RM&NS is all that is required for the diversity of life we now see and logically comprehend. There is no target for evolution and we are just lucky to realize our own luck. We are just the byproducts of a blind, mindless, and unguided process that never had us in mind. The proof for this? All the biological diversity in this robust ecosystem can be traced back to a single organism that fortunately 'appeared'.
Is it truly, he who dies with the most offspring wins?
Anyway, Darwin observed some bird beaks, took the current naturalistic scientific theories of his day, and tried to unify them with blind and undirected chance to rid science of the theistic stranglehold that he (and others) loathed. The Universities were founded on Christian principles and naturalists were not paid well or considered prestigious. (How the times have changed)
Did he accomplish his goal? Did people really start to believe that lifes origin leading to mankind was mindless, unguided, and without purpose or goal? Lets look:
The National Association of Biology Teachers [NABT] in their 1995 Official Statement on Teaching Evolution stated the following:
"The diversity of life [all life] on earth is the outcome of evolution: an unsupervised, impersonal, unpredictable and natural process of temporal descent with genetic modification that is affected by natural selection, chance, historical contingencies and changing environments."
Anyway, let's look at a college textbook and see what it has to say on the subject:
According to Douglas Futuyamas widely used college textbook Evolutionary Biology(1998), Darwins theory of random, purposeless variations acted on by blind, purposeless natural selection provided a revolutionary new answer to almost all questions that begin with Why? Darwin made theological or spiritual explanations of the life processes superfluous, and thereby provided a crucial plank to the platform of mechanism and materialism that is now the stage of most Western thought.

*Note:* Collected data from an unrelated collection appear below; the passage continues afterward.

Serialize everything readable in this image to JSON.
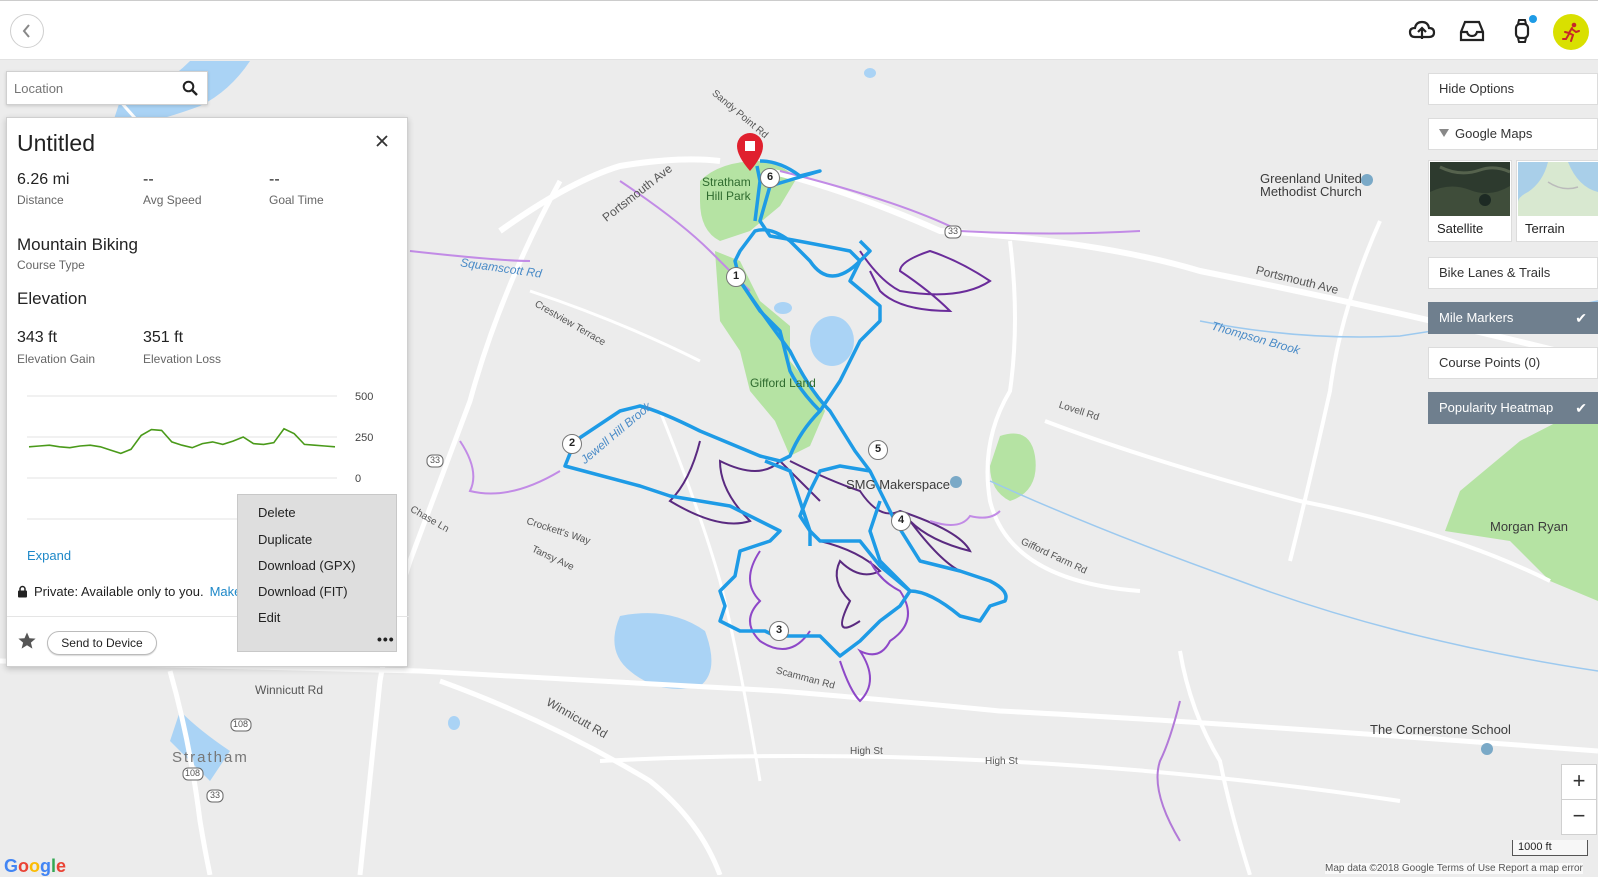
{
  "header": {
    "back_icon": "chevron-left-icon",
    "upload_icon": "cloud-upload-icon",
    "inbox_icon": "inbox-icon",
    "watch_icon": "watch-icon",
    "avatar_icon": "runner-icon"
  },
  "search": {
    "placeholder": "Location"
  },
  "course": {
    "title": "Untitled",
    "distance": {
      "value": "6.26 mi",
      "label": "Distance"
    },
    "avg_speed": {
      "value": "--",
      "label": "Avg Speed"
    },
    "goal_time": {
      "value": "--",
      "label": "Goal Time"
    },
    "course_type": {
      "value": "Mountain Biking",
      "label": "Course Type"
    },
    "elevation_heading": "Elevation",
    "elevation_gain": {
      "value": "343 ft",
      "label": "Elevation Gain"
    },
    "elevation_loss": {
      "value": "351 ft",
      "label": "Elevation Loss"
    },
    "expand_label": "Expand",
    "privacy_text": "Private: Available only to you.",
    "make_link": "Make",
    "send_label": "Send to Device"
  },
  "elevation_chart": {
    "y_ticks": [
      "500",
      "250",
      "0"
    ],
    "ylim": [
      0,
      500
    ],
    "values": [
      190,
      195,
      200,
      190,
      185,
      195,
      200,
      190,
      170,
      150,
      175,
      260,
      295,
      290,
      220,
      200,
      185,
      210,
      220,
      205,
      225,
      250,
      210,
      205,
      215,
      300,
      270,
      205,
      200,
      195,
      190
    ],
    "line_color": "#4a9a1a"
  },
  "context_menu": {
    "items": [
      "Delete",
      "Duplicate",
      "Download (GPX)",
      "Download (FIT)",
      "Edit"
    ],
    "more": "•••"
  },
  "options": {
    "hide_options": "Hide Options",
    "google_maps": "Google Maps",
    "satellite": "Satellite",
    "terrain": "Terrain",
    "bike_lanes": "Bike Lanes & Trails",
    "mile_markers": "Mile Markers",
    "course_points": "Course Points (0)",
    "heatmap": "Popularity Heatmap",
    "check": "✔"
  },
  "map": {
    "labels": {
      "stratham_hill_park_1": "Stratham",
      "stratham_hill_park_2": "Hill Park",
      "gifford_land": "Gifford Land",
      "smg_makerspace": "SMG Makerspace",
      "greenland_church_1": "Greenland United",
      "greenland_church_2": "Methodist Church",
      "portsmouth_ave_1": "Portsmouth Ave",
      "portsmouth_ave_2": "Portsmouth Ave",
      "squamscott_rd": "Squamscott Rd",
      "thompson_brook": "Thompson Brook",
      "jewell_hill_brook": "Jewell Hill Brook",
      "lovell_rd": "Lovell Rd",
      "winnicutt_rd_1": "Winnicutt Rd",
      "winnicutt_rd_2": "Winnicutt Rd",
      "high_st_1": "High St",
      "high_st_2": "High St",
      "stratham": "Stratham",
      "morgan_ryan": "Morgan Ryan",
      "cornerstone_school": "The Cornerstone School",
      "gifford_farm_rd": "Gifford Farm Rd",
      "crestview_terrace": "Crestview Terrace",
      "chase_ln": "Chase Ln",
      "tansy_ave": "Tansy Ave",
      "crocketts_way": "Crockett's Way",
      "scamman_rd": "Scamman Rd",
      "sandy_point_rd": "Sandy Point Rd",
      "route_33": "33",
      "route_108": "108"
    },
    "mile_markers": [
      "1",
      "2",
      "3",
      "4",
      "5",
      "6"
    ],
    "zoom_in": "+",
    "zoom_out": "−",
    "scale": "1000 ft",
    "attribution": "Map data ©2018 Google   Terms of Use   Report a map error",
    "google_logo": "Google",
    "route_color": "#1e9be6",
    "heatmap_color": "#7a3fb8"
  }
}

Well, we can't use this because it is a religious statement. I guess we should look at a required/recommended reading book for college biology:
"Paley's argument is made with passionate sincerity and is informed by the best biological scholarship of his day, but it is wrong, gloriously and utterly wrong. The analogy between . . . watch and living organism, is false. All appearances to the contrary, the only watchmaker in nature is the blind forces of physics, albeit deployed in a very special way. A true watchmaker has foresight: he designs his cogs and springs, and plans their interconnections, with a future purpose in the mind's eye. Natural selection, the blind, unconscious, automatic process which Darwin discovered, and which we now know is the explanation for the existence and apparent purposeful form of all life, has no purpose in mind. It has no mind and no mind's eye. It does not plan for the future. It has no vision, no foresight, no sight at all. If it can be said to play the role of watchmaker in nature, it is the blind watchmaker.
The Blind Watchmaker: Why the Evidence of Evolution Reveals a Universe Without Design (p. 5)
-Richard Dawkins
Another religious statement? Hmmm The National Association of Biology Teacher's, college textbooks, and required/recommended reading material.
Maybe it's just 'human' nature...
If things that people detest exist in religion i.e. dogmatism, conceit, mockery, intolerance, and power-obsession, why would we not expect to see it in science as well? Especially when science becomes religion.
While Futuyma might think he was saying something profound, what he was asserting was utter nonsense. To say that something blind and purposeless is an answer to the question of 'why' is to avoid answering the question. It also is not science, Humean skepticism is totally inimical to science.